The last time it happened a Superior Court Justice apologized.
“I am very sorry that the system has let you down,” said Ontario Superior Court Justice Julianne Parfett last November to the mother of the deceased after she threw out a first-degree murder case against former Canadian Forces soldier Adam Picard because of excessive delays. Picard was charged for the June 2012 killing of Fouad Nayel, a 28-year old construction worker who had been missing for five months. Picard was arrested less than a month after Nayel’s badly decomposed body was found in the woods.
In a bleak and withering assessment of the criminal justice system, Justice Parfett said that the justice system also failed “this accused and the public,” and placed the blame squarely on the shoulders of Crown prosecutors for the unreasonable delays that hampered the case.
“I am well aware that, in deciding to stay these charges, the family of the deceased in this matter will not see justice done as they would want,” said Justice Parfett in R. v Picard, 2016 ONSC 7061, whose ruling has been appealed. “Moreover, the accused himself may find this to be a hollow victory. A stay of proceedings is not the same as a verdict of not guilty.”
When a judge orders a stay of proceedings, the charges may never be prosecuted. And that means that the alleged victim will never get his day in court, and society will never have the matter resolved by a “trier of fact,” said the Supreme Court of Canada in R. v. Regan, [2002] 1 S.C.R. 297, 2002 SCC 12.
It happened again. This time in Quebec.
A second-degree murder case against a Montreal man charged with killing his wife was stayed last week, again because of unreasonable delays. Sivaloganathan Thanabalasingham was awaiting his sentence in three conjugal violence cases against his wife Anuja Baskaran when he was charged with her murder on August 2012.
Other high profile cases have been stayed in Quebec since the nation’s highest court issued the landmark and notorious Jordan ruling. In Jordan, the Supreme Court decision criticizes the country’s legal system for its “culture of complacency” and sets out new rules for an accused’s right to be tried within a reasonable time frame. The Jordan decision laid down a ceiling of 30 months for matters before Superior Court cases to be completed.
Last fall Quebec Superior Court Justice James Brunton threw out gangsterism and fraud charges against a high-ranking Hells Angels member because of a 96-month lag between his arrest and his trial. In another case the former president of a security firm that allegedly defrauded the provincial government of millions of dollars was released from all charges because of delays that amounted to more than 70 months.
But this marks the first time that murder charges were stayed, and yet again the Crown was blamed. Quebec Superior Court Justice Alexandre Boucher castigates the Crown for the “unjustified” delay which amounted to 56 months. While most of the delay was caused by the “chronic institutional delay problem” that has plagued the criminal justice system in Montreal, Justice Boucher held that the “Crown did little to mitigate the lengthy institutional delay” and to fulfil its duty to bring the accused to trial within a reasonable delay.
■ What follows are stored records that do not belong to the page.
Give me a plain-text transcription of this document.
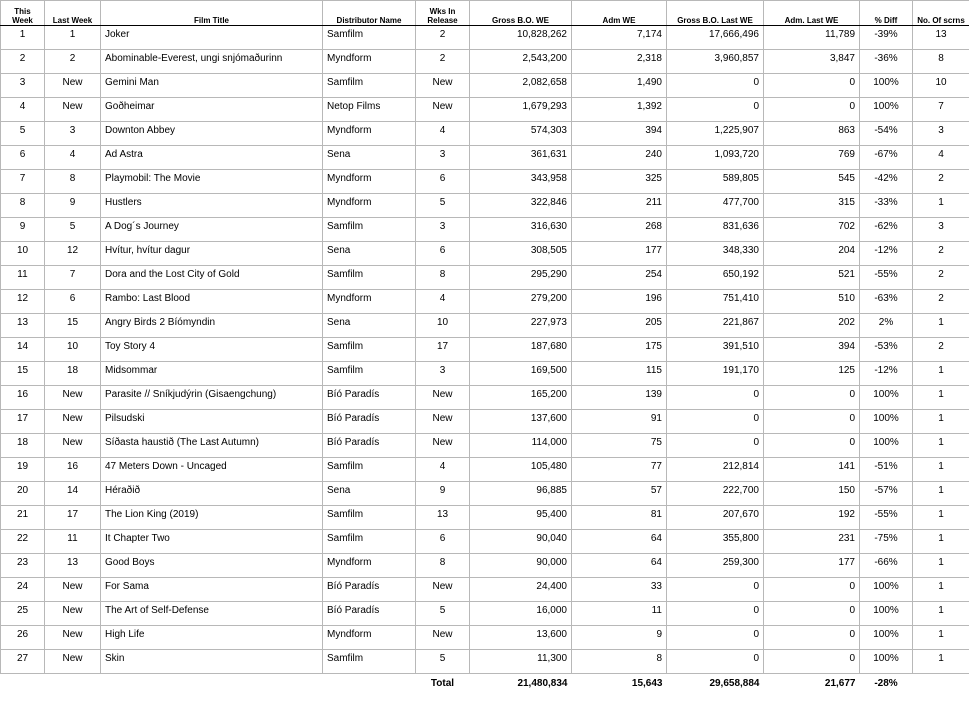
This Week	Last Week	Film Title	Distributor Name	Wks In Release	Gross B.O. WE	Adm WE	Gross B.O. Last WE	Adm. Last WE	% Diff	No. Of scrns
1	1	Joker	Samfilm	2	10,828,262	7,174	17,666,496	11,789	-39%	13
2	2	Abominable-Everest, ungi snjómaðurinn	Myndform	2	2,543,200	2,318	3,960,857	3,847	-36%	8
3	New	Gemini Man	Samfilm	New	2,082,658	1,490	0	0	100%	10
4	New	Goðheimar	Netop Films	New	1,679,293	1,392	0	0	100%	7
5	3	Downton Abbey	Myndform	4	574,303	394	1,225,907	863	-54%	3
6	4	Ad Astra	Sena	3	361,631	240	1,093,720	769	-67%	4
7	8	Playmobil: The Movie	Myndform	6	343,958	325	589,805	545	-42%	2
8	9	Hustlers	Myndform	5	322,846	211	477,700	315	-33%	1
9	5	A Dog´s Journey	Samfilm	3	316,630	268	831,636	702	-62%	3
10	12	Hvítur, hvítur dagur	Sena	6	308,505	177	348,330	204	-12%	2
11	7	Dora and the Lost City of Gold	Samfilm	8	295,290	254	650,192	521	-55%	2
12	6	Rambo: Last Blood	Myndform	4	279,200	196	751,410	510	-63%	2
13	15	Angry Birds 2 Bíómyndin	Sena	10	227,973	205	221,867	202	2%	1
14	10	Toy Story 4	Samfilm	17	187,680	175	391,510	394	-53%	2
15	18	Midsommar	Samfilm	3	169,500	115	191,170	125	-12%	1
16	New	Parasite // Sníkjudýrin (Gisaengchung)	Bíó Paradís	New	165,200	139	0	0	100%	1
17	New	Pilsudski	Bíó Paradís	New	137,600	91	0	0	100%	1
18	New	Síðasta haustið (The Last Autumn)	Bíó Paradís	New	114,000	75	0	0	100%	1
19	16	47 Meters Down - Uncaged	Samfilm	4	105,480	77	212,814	141	-51%	1
20	14	Héraðið	Sena	9	96,885	57	222,700	150	-57%	1
21	17	The Lion King (2019)	Samfilm	13	95,400	81	207,670	192	-55%	1
22	11	It Chapter Two	Samfilm	6	90,040	64	355,800	231	-75%	1
23	13	Good Boys	Myndform	8	90,000	64	259,300	177	-66%	1
24	New	For Sama	Bíó Paradís	New	24,400	33	0	0	100%	1
25	New	The Art of Self-Defense	Bíó Paradís	5	16,000	11	0	0	100%	1
26	New	High Life	Myndform	New	13,600	9	0	0	100%	1
27	New	Skin	Samfilm	5	11,300	8	0	0	100%	1
				Total	21,480,834	15,643	29,658,884	21,677	-28%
“On the contrary, the Crown made questionable procedural choices that contributed to the delay when it initially charged the accused with second-degree murder and later attempted in vain, based on weak evidence, to have committed on first-degree murder by the preliminary judge,” said Justice Boucher in R. v. Thanabalasingham 2017 QCCS 1271. “This is not to point the finger at anybody, but a better cost-benefit analysis in prosecution decision-making would have better served the justice system.”
Not surprisingly there is an uproar in Quebec. An opposition party, the Parti Québécois, has gone so far as to suggest that the Quebec government should invoke the Canadian Charter of Rights and Freedoms’ notwithstanding clause to prevent suspects from walking free without a trial following the application of the Jordan ruling by Quebec courts. Section 33 of the Constitution allows provincial legislatures to pass laws that override parts of the Canadian Charter of Rights and Freedoms.
More reasonably, the president of the Quebec legal society pressed the federal Justice Minister Jody Wilson-Raybould to quickly name four Quebec Superior Court judges to be able to tackle the backlogs. “The Quebec Bar feels that the current situation can no longer continue,” said Claudia P. Prémont, the bâtonnière of the Barreau du Québec. “There is no reason why the federal minister cannot proceed with the nomination of federal judges in Quebec.”
Ironically the day after second-murder degree charges were stayed against Thanabalasingham, another Quebec Superior Court justice denied a request from five men who are charged in connection with a gang-land murder case to stay their case. In a 44-page decision, Justice Guy Cournoyer noted that the case was delayed twice by technical problems as the Crown turned over evidence to defence lawyers.
The Supreme Court, however, may end up clarifying the contentious Jordan ruling this spring when it hears a Crown appeal of a Newfoundland drug trafficking case that took more than five years to get to trial.